We’ll need a base map to plot the points on so let’s get that via the usa_sf() from {albersusa}.

usa <- usa_sf("laea")

Now, we’ll use a core geom_sf() plotting idiom by laying down a base map layer and then plotting the points layer. geom_sf() is smart enough to know to draw polygons when it sees that type of geometry in an {sf} object and the same for points, lines, etc.

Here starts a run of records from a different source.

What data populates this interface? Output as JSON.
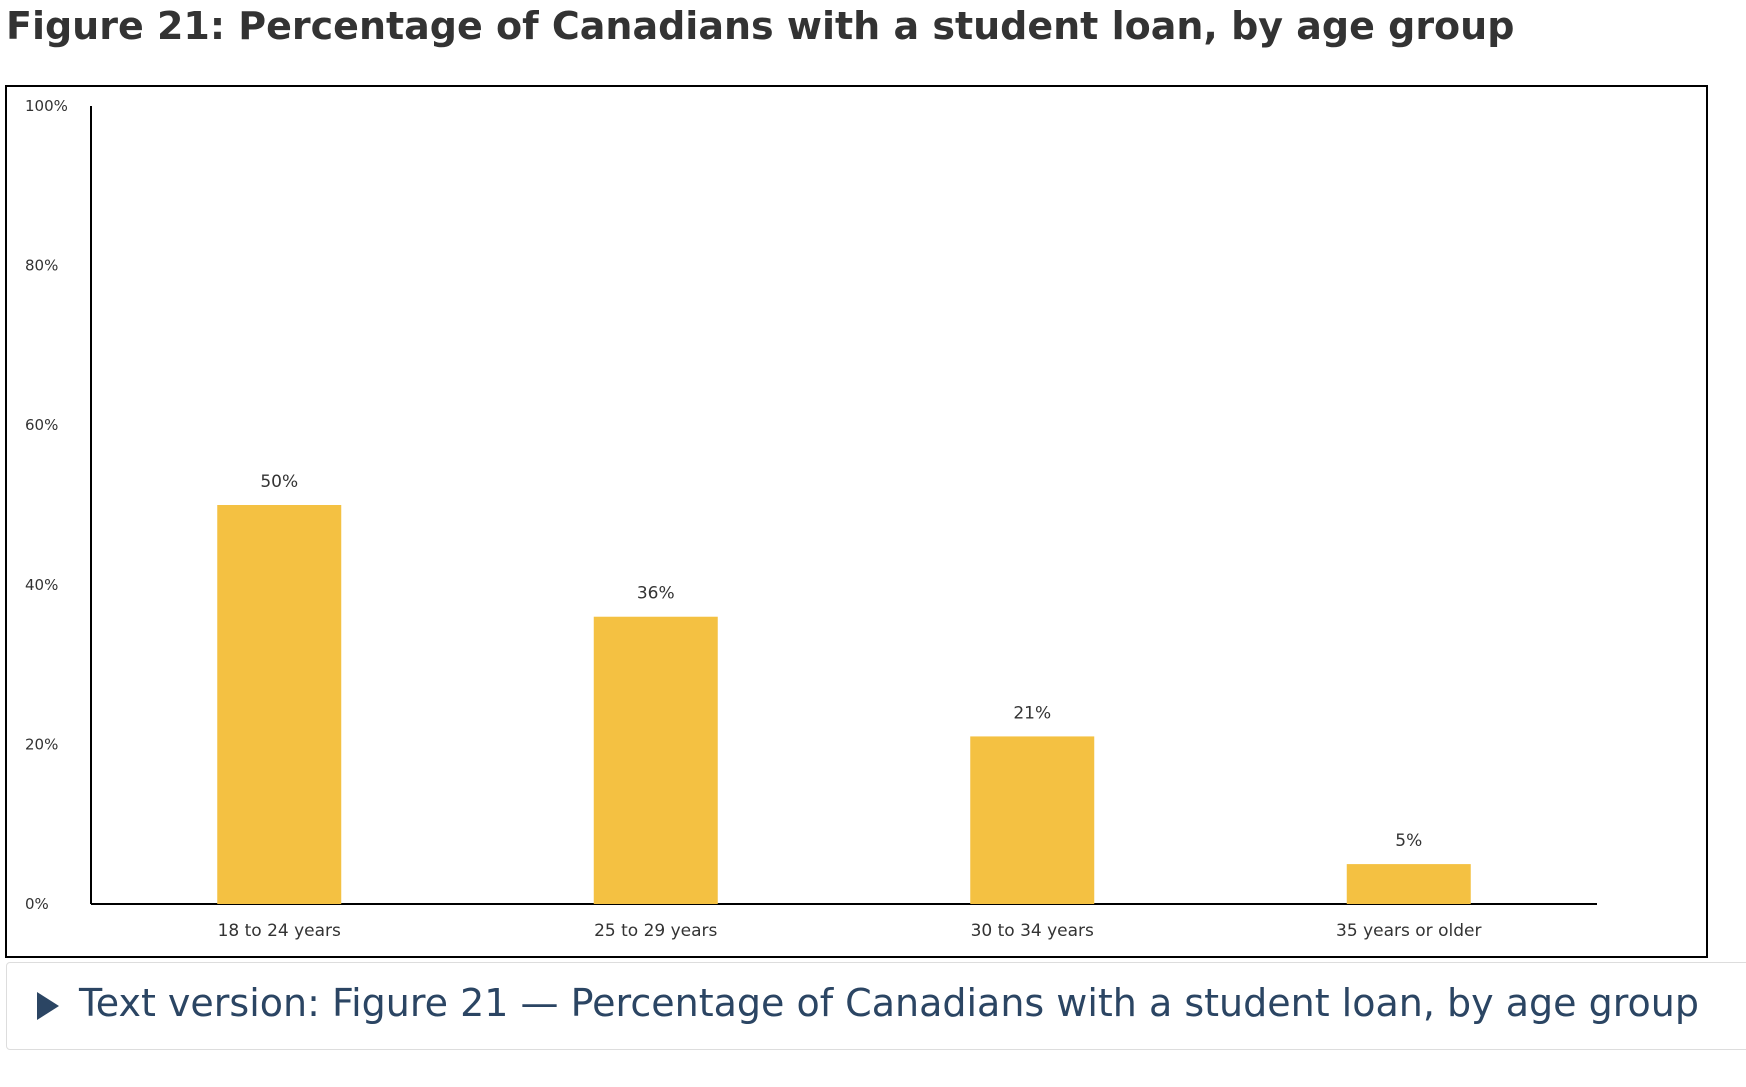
{
  "title": "Figure 21: Percentage of Canadians with a student loan, by age group",
  "details": {
    "summary": "Text version: Figure 21 — Percentage of Canadians with a student loan, by age group"
  },
  "colors": {
    "bar": "#F4C142",
    "axis": "#000000",
    "link": "#2B4563"
  },
  "chart_data": {
    "type": "bar",
    "title": "",
    "xlabel": "",
    "ylabel": "",
    "categories": [
      "18 to 24 years",
      "25 to 29 years",
      "30 to 34 years",
      "35 years or older"
    ],
    "values": [
      50,
      36,
      21,
      5
    ],
    "data_labels": [
      "50%",
      "36%",
      "21%",
      "5%"
    ],
    "ylim": [
      0,
      100
    ],
    "yticks": [
      0,
      20,
      40,
      60,
      80,
      100
    ],
    "ytick_labels": [
      "0%",
      "20%",
      "40%",
      "60%",
      "80%",
      "100%"
    ],
    "grid": false,
    "legend": "none"
  }
}
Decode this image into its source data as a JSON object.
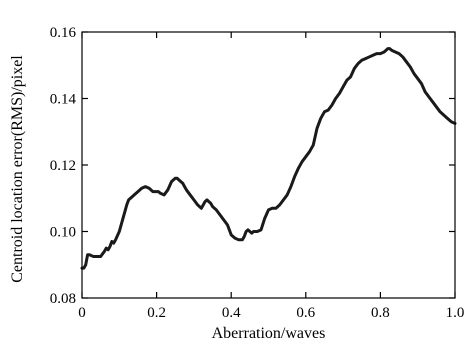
{
  "chart_data": {
    "type": "line",
    "title": "",
    "xlabel": "Aberration/waves",
    "ylabel": "Centroid location error(RMS)/pixel",
    "xlim": [
      0,
      1.0
    ],
    "ylim": [
      0.08,
      0.16
    ],
    "xticks": [
      0,
      0.2,
      0.4,
      0.6,
      0.8,
      1.0
    ],
    "xtick_labels": [
      "0",
      "0.2",
      "0.4",
      "0.6",
      "0.8",
      "1.0"
    ],
    "yticks": [
      0.08,
      0.1,
      0.12,
      0.14,
      0.16
    ],
    "ytick_labels": [
      "0.08",
      "0.10",
      "0.12",
      "0.14",
      "0.16"
    ],
    "grid": false,
    "legend": "none",
    "line_color": "#1a1a1a",
    "series": [
      {
        "x": [
          0.0,
          0.005,
          0.01,
          0.015,
          0.02,
          0.03,
          0.04,
          0.05,
          0.06,
          0.065,
          0.07,
          0.075,
          0.08,
          0.085,
          0.09,
          0.1,
          0.105,
          0.11,
          0.115,
          0.12,
          0.125,
          0.13,
          0.14,
          0.15,
          0.16,
          0.17,
          0.18,
          0.19,
          0.195,
          0.2,
          0.205,
          0.21,
          0.22,
          0.23,
          0.24,
          0.25,
          0.255,
          0.26,
          0.265,
          0.27,
          0.275,
          0.28,
          0.29,
          0.3,
          0.31,
          0.32,
          0.325,
          0.33,
          0.335,
          0.34,
          0.345,
          0.35,
          0.36,
          0.37,
          0.38,
          0.39,
          0.4,
          0.41,
          0.42,
          0.43,
          0.435,
          0.44,
          0.445,
          0.45,
          0.455,
          0.46,
          0.47,
          0.48,
          0.49,
          0.5,
          0.51,
          0.52,
          0.53,
          0.54,
          0.55,
          0.56,
          0.57,
          0.58,
          0.59,
          0.6,
          0.61,
          0.62,
          0.63,
          0.64,
          0.65,
          0.66,
          0.67,
          0.68,
          0.69,
          0.7,
          0.71,
          0.72,
          0.73,
          0.74,
          0.75,
          0.76,
          0.77,
          0.78,
          0.79,
          0.8,
          0.81,
          0.82,
          0.825,
          0.83,
          0.84,
          0.85,
          0.86,
          0.87,
          0.88,
          0.89,
          0.9,
          0.91,
          0.92,
          0.93,
          0.94,
          0.95,
          0.96,
          0.97,
          0.98,
          0.99,
          1.0
        ],
        "y": [
          0.089,
          0.089,
          0.09,
          0.093,
          0.093,
          0.0925,
          0.0925,
          0.0925,
          0.094,
          0.095,
          0.0945,
          0.0955,
          0.097,
          0.0965,
          0.0975,
          0.1,
          0.102,
          0.104,
          0.106,
          0.108,
          0.1095,
          0.11,
          0.111,
          0.112,
          0.113,
          0.1135,
          0.113,
          0.112,
          0.112,
          0.112,
          0.112,
          0.1115,
          0.111,
          0.1125,
          0.115,
          0.116,
          0.116,
          0.1155,
          0.115,
          0.1145,
          0.1135,
          0.1125,
          0.111,
          0.1095,
          0.108,
          0.107,
          0.108,
          0.109,
          0.1095,
          0.109,
          0.1085,
          0.1075,
          0.1065,
          0.105,
          0.1035,
          0.102,
          0.099,
          0.098,
          0.0975,
          0.0975,
          0.0985,
          0.1,
          0.1005,
          0.1,
          0.0995,
          0.1,
          0.1,
          0.1005,
          0.104,
          0.1065,
          0.107,
          0.107,
          0.108,
          0.1095,
          0.111,
          0.1135,
          0.1165,
          0.119,
          0.121,
          0.1225,
          0.124,
          0.126,
          0.131,
          0.134,
          0.136,
          0.1365,
          0.138,
          0.14,
          0.1415,
          0.1435,
          0.1455,
          0.1465,
          0.149,
          0.1505,
          0.1515,
          0.152,
          0.1525,
          0.153,
          0.1535,
          0.1535,
          0.154,
          0.155,
          0.155,
          0.1545,
          0.154,
          0.1535,
          0.1525,
          0.151,
          0.1495,
          0.1475,
          0.146,
          0.1445,
          0.142,
          0.1405,
          0.139,
          0.1375,
          0.136,
          0.135,
          0.134,
          0.133,
          0.1325
        ]
      }
    ]
  }
}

We can use all the standard aesthetics we’re used to using with other {ggplot2} geoms. Here, we’ll use a dark map background and filled points, faceting by year.

ggplot() +
  geom_sf( # plot the base map
    data = usa, fill = "#3B454A", size = 0.125, color = "#b2b2b277"
  ) +
  geom_sf( # plot the points
    data = incidents, aes(fill = lab), 
    color = "white", size = 1.5, alpha = 2/3, shape = 21,
    show.legend = FALSE # no legend since we're using facets and it'd just be redundant
  ) + 
  scale_color_tableau() +
  coord_sf(datum = NA) + # using datum = NA turns off the graticule 
  facet_wrap(~lab) +
  labs(
    title = "Locations of K-12 Ransomware Incidents 2016-2019 (Sept)",
    caption = "2019 #30DayMapChallenge"
  ) +
  theme_ft_rc(grid="", strip_text_face = "bold") +
  theme(axis.text = element_blank()) +
  theme(strip.text = element_text(color = "white"))

3.6 In Review

Most of the chapters in the book follow the same pattern of deciding on a data source, obtaining the data, and determining the way you want to communicate the results with a map. Most also follow the pattern of laying down a base {sf} map and adding layers.

3.7 Try This At Home

To get some practice with geom_sf() adaptability, use st_insersection() or the already geolocated state information to count incidents by year and state and switch the point-based map to a choropleth (filled state polygons).